Scientists hope to analyze data from the collisions to uncover new elementary particles, solve riddles such as why elementary particles have mass, and get closer to understanding how the universe works.
The photon collisions will produce an estimated 15 terabytes of data each year, or more than 15 million gigabytes. The role of the grid is to link together a vast network of computing and storage systems and provide the scientists with access to the data and processing power when they need it.
The grid sites involved are mostly universities and research labs as far afield as Japan and Canada, as well as two Hewlett-Packard Co. data centers. The sites are contributing computational power from more than 10,000 processors in total, and hundreds of millions of gigabytes in tape and disc storage.
For all the talk about grids from big IT vendors, virtually no suitable commercial tools were available to build the grid’s infrastructure, according to project leader Les Robertson. Much of the data will be stored in Oracle Corp. databases, and a few of the sites use commercial storage systems, but the hardest part — building the middleware to operate the grid — was left largely to Robertson and his peers.
“It’s surprised me a bit that there haven’t been more commercial tools available to us. What we’re building is not very specialized; we’re just creating a virtual clustered system, but on a large scale and with a very large amount of data,” he said.
Instead, CERN based its grid on the Globus Toolkit from the Globus Alliance, adding scheduling software from the University of Wisconsin’s Condor project and tools developed in Italy under the European Union’s DataGrid project. “This stuff comes from a lot of different places, it’s very much a component-based approach,” Robertson said.
The middleware serves two main functions. One is to make the grid look as much as possible to users and applications as a single large computer. “The other side is how you operate it — there’s a lot of work being done on monitoring software that lets you see what’s actually happening, how things are behaving. This is very early days for the operations side of it,” Robertson said.
One reason there are few commercial tools that are useful to CERN may be that what the big vendors are peddling as grid computing is not really grid computing at all — at least, not the way CERN defines it.

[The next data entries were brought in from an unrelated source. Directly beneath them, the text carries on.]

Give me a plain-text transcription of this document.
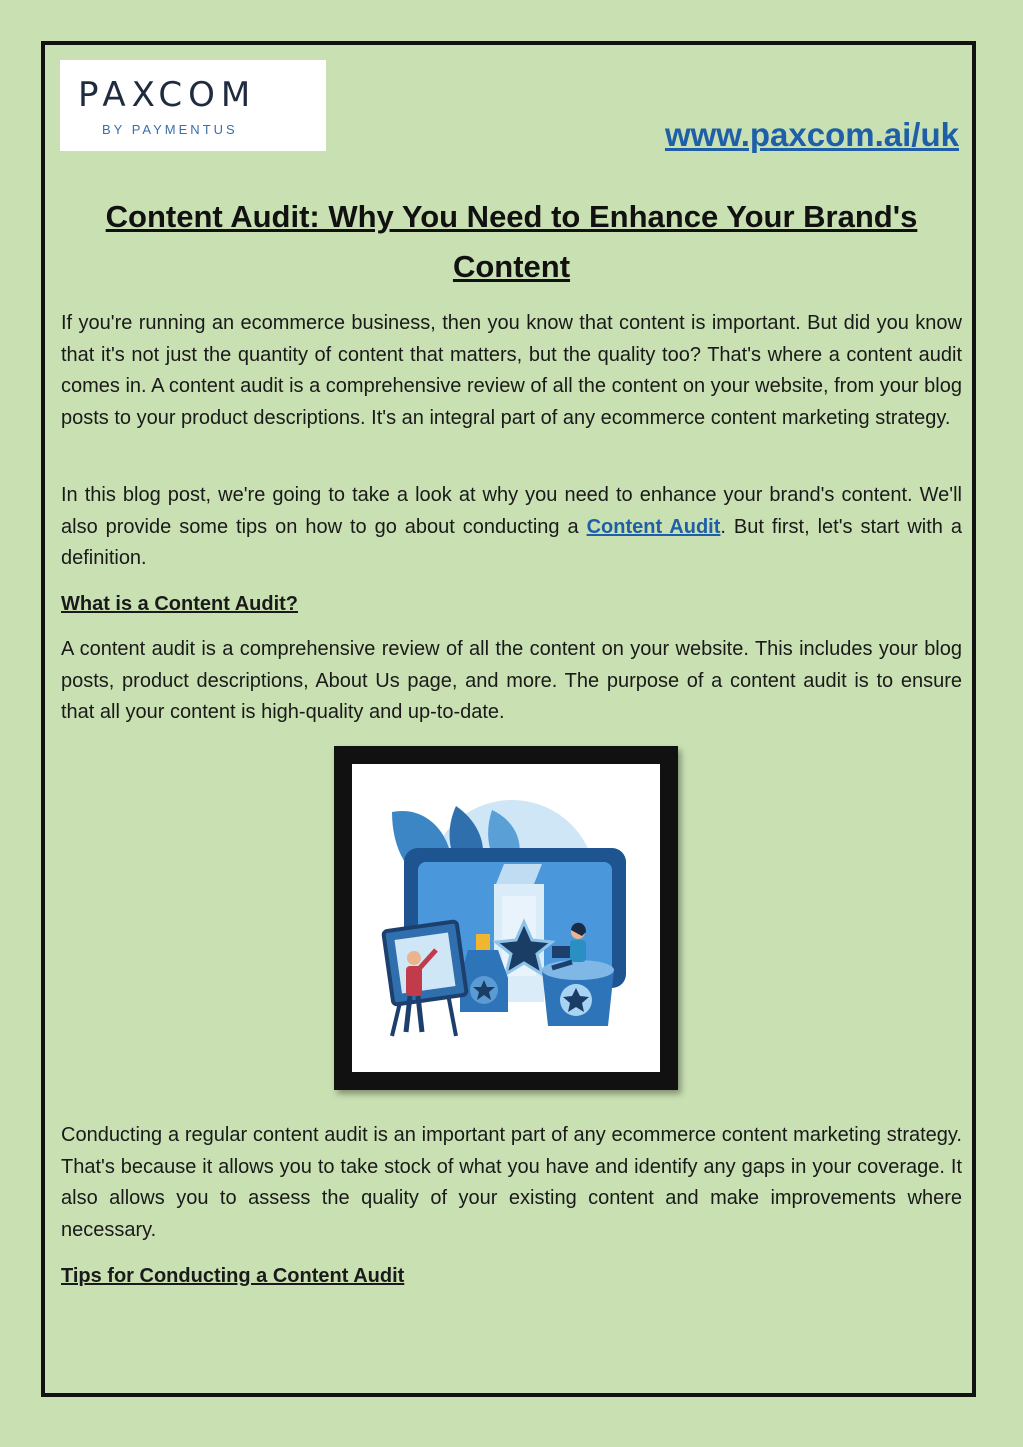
PAXCOM
BY PAYMENTUS	www.paxcom.ai/uk
Content Audit: Why You Need to Enhance Your Brand's Content

If you're running an ecommerce business, then you know that content is important. But did you know that it's not just the quantity of content that matters, but the quality too? That's where a content audit comes in. A content audit is a comprehensive review of all the content on your website, from your blog posts to your product descriptions. It's an integral part of any ecommerce content marketing strategy.

In this blog post, we're going to take a look at why you need to enhance your brand's content. We'll also provide some tips on how to go about conducting a Content Audit. But first, let's start with a definition.

What is a Content Audit?

A content audit is a comprehensive review of all the content on your website. This includes your blog posts, product descriptions, About Us page, and more. The purpose of a content audit is to ensure that all your content is high-quality and up-to-date.

Conducting a regular content audit is an important part of any ecommerce content marketing strategy. That's because it allows you to take stock of what you have and identify any gaps in your coverage. It also allows you to assess the quality of your existing content and make improvements where necessary.

Tips for Conducting a Content Audit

“For us, grid computing is a way of interconnecting computing capacity across multiple sites that lets everyone get access to the capacity when they need it, and where you really do send your work to where the data is and where you can move the data from one site to another,” Robertson said.
The commercial offerings have so far been geared more toward building grids within enterprises, he said, for which clusters may be a more accurate term.

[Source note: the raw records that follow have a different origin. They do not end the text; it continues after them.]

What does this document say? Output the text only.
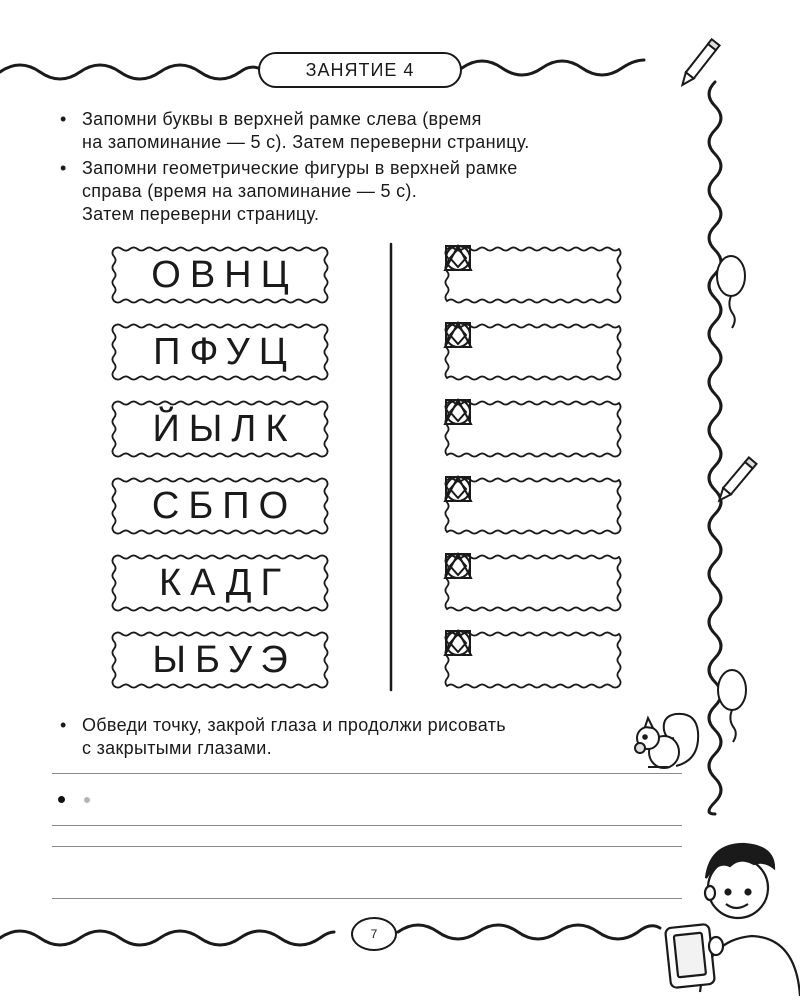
ЗАНЯТИЕ 4
• Запомни буквы в верхней рамке слева (время
на запоминание — 5 с). Затем переверни страницу.
• Запомни геометрические фигуры в верхней рамке
справа (время на запоминание — 5 с).
Затем переверни страницу.
ОВНЦ
ПФУЦ
ЙЫЛК
СБПО
КАДГ
ЫБУЭ
• Обведи точку, закрой глаза и продолжи рисовать
с закрытыми глазами.
7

“On the commercial side there’s more interest in Web services, and even there we thought there’d be some basic things coming out that we could use, but so far there are not.”
Mike Bernhardt, chief executive at consulting company Grid Strategies Inc., was not surprised. As in the past, CERN’s grid project is pushing the boundaries of computing, while many commercial products are just now being developed, with primarily enterprise computing in mind.
“To speak in very general terms, there’s too much of what CERN doesn’t need, and not enough of what they do need for their specific purposes. I would suggest that parts of what CERN develops now will find its way into those commercial applications in the not too distant future,” he wrote in an email response to questions.
Software is only one part of CERN’s challenge. It must also come up with an operational framework which ensures that data and computing resources are available when needed, but which also leaves the various institutions free to run their other projects and applications.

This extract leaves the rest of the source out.